La verdad es el único estado que me interesa. El estado, los estados nacionales no me gustan, me gusta la gente que vive en ellos. El estado nacional y popular me resulta detestable y los autócratas hipermillonarios que los dirigen verdaderamente repugnantes. La clase política, lo que desde hace un tiempo se ha dado en llamar “la casta” me produce alergia, pero parece ser que es imposible de erradicar, es ínsito al poder, generar esa camarilla les asegura la supervivencia, la adulación que necesitan como el aire que respiramos, son hipócritas, mentirosos, insensibles.
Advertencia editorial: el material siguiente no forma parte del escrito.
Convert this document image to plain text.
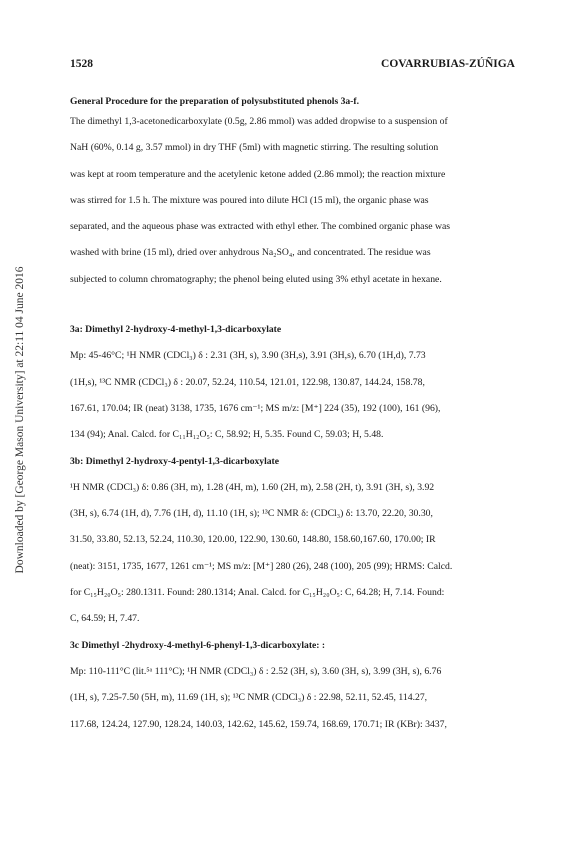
Downloaded by [George Mason University] at 22:11 04 June 2016
1528	COVARRUBIAS-ZÚÑIGA
General Procedure for the preparation of polysubstituted phenols 3a-f.
The dimethyl 1,3-acetonedicarboxylate (0.5g, 2.86 mmol) was added dropwise to a suspension of
NaH (60%, 0.14 g, 3.57 mmol) in dry THF (5ml) with magnetic stirring. The resulting solution
was kept at room temperature and the acetylenic ketone added (2.86 mmol); the reaction mixture
was stirred for 1.5 h. The mixture was poured into dilute HCl (15 ml), the organic phase was
separated, and the aqueous phase was extracted with ethyl ether. The combined organic phase was
washed with brine (15 ml), dried over anhydrous Na₂SO₄, and concentrated. The residue was
subjected to column chromatography; the phenol being eluted using 3% ethyl acetate in hexane.
3a: Dimethyl 2-hydroxy-4-methyl-1,3-dicarboxylate
Mp: 45-46°C; ¹H NMR (CDCl₃) δ : 2.31 (3H, s), 3.90 (3H,s), 3.91 (3H,s), 6.70 (1H,d), 7.73
(1H,s), ¹³C NMR (CDCl₃) δ : 20.07, 52.24, 110.54, 121.01, 122.98, 130.87, 144.24, 158.78,
167.61, 170.04; IR (neat) 3138, 1735, 1676 cm⁻¹; MS m/z: [M⁺] 224 (35), 192 (100), 161 (96),
134 (94); Anal. Calcd. for C₁₁H₁₂O₅: C, 58.92; H, 5.35. Found C, 59.03; H, 5.48.
3b: Dimethyl 2-hydroxy-4-pentyl-1,3-dicarboxylate
¹H NMR (CDCl₃) δ: 0.86 (3H, m), 1.28 (4H, m), 1.60 (2H, m), 2.58 (2H, t), 3.91 (3H, s), 3.92
(3H, s), 6.74 (1H, d), 7.76 (1H, d), 11.10 (1H, s); ¹³C NMR δ: (CDCl₃) δ: 13.70, 22.20, 30.30,
31.50, 33.80, 52.13, 52.24, 110.30, 120.00, 122.90, 130.60, 148.80, 158.60,167.60, 170.00; IR
(neat): 3151, 1735, 1677, 1261 cm⁻¹; MS m/z: [M⁺] 280 (26), 248 (100), 205 (99); HRMS: Calcd.
for C₁₅H₂₀O₅: 280.1311. Found: 280.1314; Anal. Calcd. for C₁₅H₂₀O₅: C, 64.28; H, 7.14. Found:
C, 64.59; H, 7.47.
3c Dimethyl -2hydroxy-4-methyl-6-phenyl-1,3-dicarboxylate: :
Mp: 110-111°C (lit.⁵ᵃ 111°C); ¹H NMR (CDCl₃) δ : 2.52 (3H, s), 3.60 (3H, s), 3.99 (3H, s), 6.76
(1H, s), 7.25-7.50 (5H, m), 11.69 (1H, s); ¹³C NMR (CDCl₃) δ : 22.98, 52.11, 52.45, 114.27,
117.68, 124.24, 127.90, 128.24, 140.03, 142.62, 145.62, 159.74, 168.69, 170.71; IR (KBr): 3437,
A mí me dan asco; allá ellos.
Comencé diciendo que el único estado que me interesa es el personal, es decir mi persona que implica un grupo de gente que son los que me constituyen, familiares más próximos, amigos de toda la vida, los que han estudiado conmigo, nuevos amigos con los que trabajo, gente querida y que sin ellos no soy; los recién llegados niños entre 11 años y 10 meses, es decir nietos a eso llamo mi estado personal, que además incluye a otro montón de personajes, gente que veo todos los días caminar por San Isidro, vecinos, comerciantes, en fin los miembros de la aldea a quienes saludo amablemente y cuyos nombres casi no sé, ni tampoco dónde viven, esos, la comunidad a la que pertenezco: todo ello más algún periodista de la mañana temprano y bueno todos mis libros, eso es mi estado personal. Ese estado personal (es decir moi meme) está subiendo a este Blog todos los días al menos un artículo y a veces dos y hasta tres, que nadie lee y cuando lo hacen es porque les digo que subí tal artículo y me da un poco de vergüenza porque parece que los obligara a tener que leerlos. Ese estado personal, seguirá escribiendo, pero la verdad ¿para qué escribo?, digo ¿para qué escribo en el blog? Porque escribir escribo siempre ya voy por la bitácora número 40, una suerte de diario con opiniones, historias de mis viajes, estados de ánimo, lugar donde tambén dibujo y en gran medida me explayo íntimamente. Escribo en el blog porque es lo más . parecido a publicar un libro, que en mi caso tiene título, “ORNITORRANCIA” que es una suerte de ensayo, opiniones, collage, diario, biografía, oralidad escrita, confluencia, instalación, vagabundeo, cruce de caminos, laberinto, mis viajes por 68 países, algo así como “A Cock and Bull Story” y que encaja, o me gusta que encaje en aquello que dice Walter Benjamin: “El que viaja, tiene algo que narrar, El sedentario, escribe una novela”.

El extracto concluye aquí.